Un autre sujet brûlant: l'aggravation de la pandémie de Covid-19, a également été abordée. Coup de théâtre, la présidente de la Commission a dû quitter le sommet, un de ses collaborateurs ayant été testé positif.

Les États européens ont étalé leur manque de cohésion lors du confinement au printemps. La Commission et le président du Conseil les ont appelés jeudi à mieux se coordonner. Mais les débats n'ont pas abouti à des décisions importantes.

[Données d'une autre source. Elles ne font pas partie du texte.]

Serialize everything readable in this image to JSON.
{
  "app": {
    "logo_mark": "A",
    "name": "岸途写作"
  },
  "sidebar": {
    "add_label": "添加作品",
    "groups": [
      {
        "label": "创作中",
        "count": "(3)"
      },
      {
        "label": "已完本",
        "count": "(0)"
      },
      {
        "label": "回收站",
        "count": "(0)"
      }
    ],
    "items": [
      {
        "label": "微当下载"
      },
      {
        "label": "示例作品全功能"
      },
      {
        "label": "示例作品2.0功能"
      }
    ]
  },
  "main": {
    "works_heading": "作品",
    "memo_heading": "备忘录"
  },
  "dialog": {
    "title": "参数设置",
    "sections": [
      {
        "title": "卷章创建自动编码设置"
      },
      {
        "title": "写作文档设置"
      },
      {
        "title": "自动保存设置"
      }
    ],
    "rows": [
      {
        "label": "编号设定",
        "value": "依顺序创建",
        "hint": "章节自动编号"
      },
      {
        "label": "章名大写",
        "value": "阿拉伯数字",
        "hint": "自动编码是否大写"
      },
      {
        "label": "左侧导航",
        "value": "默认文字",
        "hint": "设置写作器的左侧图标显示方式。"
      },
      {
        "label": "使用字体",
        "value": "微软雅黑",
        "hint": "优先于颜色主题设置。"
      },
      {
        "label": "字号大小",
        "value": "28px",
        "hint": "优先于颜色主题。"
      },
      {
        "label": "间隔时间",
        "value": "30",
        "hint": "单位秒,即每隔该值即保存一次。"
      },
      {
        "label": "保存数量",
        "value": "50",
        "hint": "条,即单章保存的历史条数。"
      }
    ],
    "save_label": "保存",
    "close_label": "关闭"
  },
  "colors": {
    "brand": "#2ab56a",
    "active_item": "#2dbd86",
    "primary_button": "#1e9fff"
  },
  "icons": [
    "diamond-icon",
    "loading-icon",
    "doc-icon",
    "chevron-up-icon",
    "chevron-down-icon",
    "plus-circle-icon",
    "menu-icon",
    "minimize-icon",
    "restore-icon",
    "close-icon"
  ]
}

Le Conseil européen appelle, dans ses conclusions, "à poursuivre l'effort global de coordination" notamment en matière de tests et de restrictions aux frontières.

Un débat a eu lieu sur l'opportunité de poursuivre les sommets européens en présentiel, vu la reprise de la pandémie. "Certaines réunions se prêtent à la vidéo, d'autres pas", a indiqué Alexander De Croo.

Climat

Les dirigeants européens ont échangé lors du dîner sur l'objectif climatique de neutralité carbone d'ici 2050. Ils se sont mis d'accord pour revoir à la hausse leurs ambitions actuelles de réduire les émissions de 40% d'ici 2030, conformément aux demandes de la Commission et du Parlement. Mais ils n'ont fait que "discuter" l'objectif de 55% proposé par l'exécutif européen, sans entrer dans des négociations. Plusieurs pays, comme la Pologne, affirment qu'ils n'ont pas les moyens de réaliser un tel effort.

Sanctions contre la Russie

L'UE a sanctionné 6 proches du président russe Vladimir Poutine pour l'empoisonnement de l'opposant Alexeï Navalny au Novitchok, un agent neurotoxique. Un avertissement à peine voilé à la Turquie, qui risque de graves sanctions économiques pour ses provocations en Méditerranée.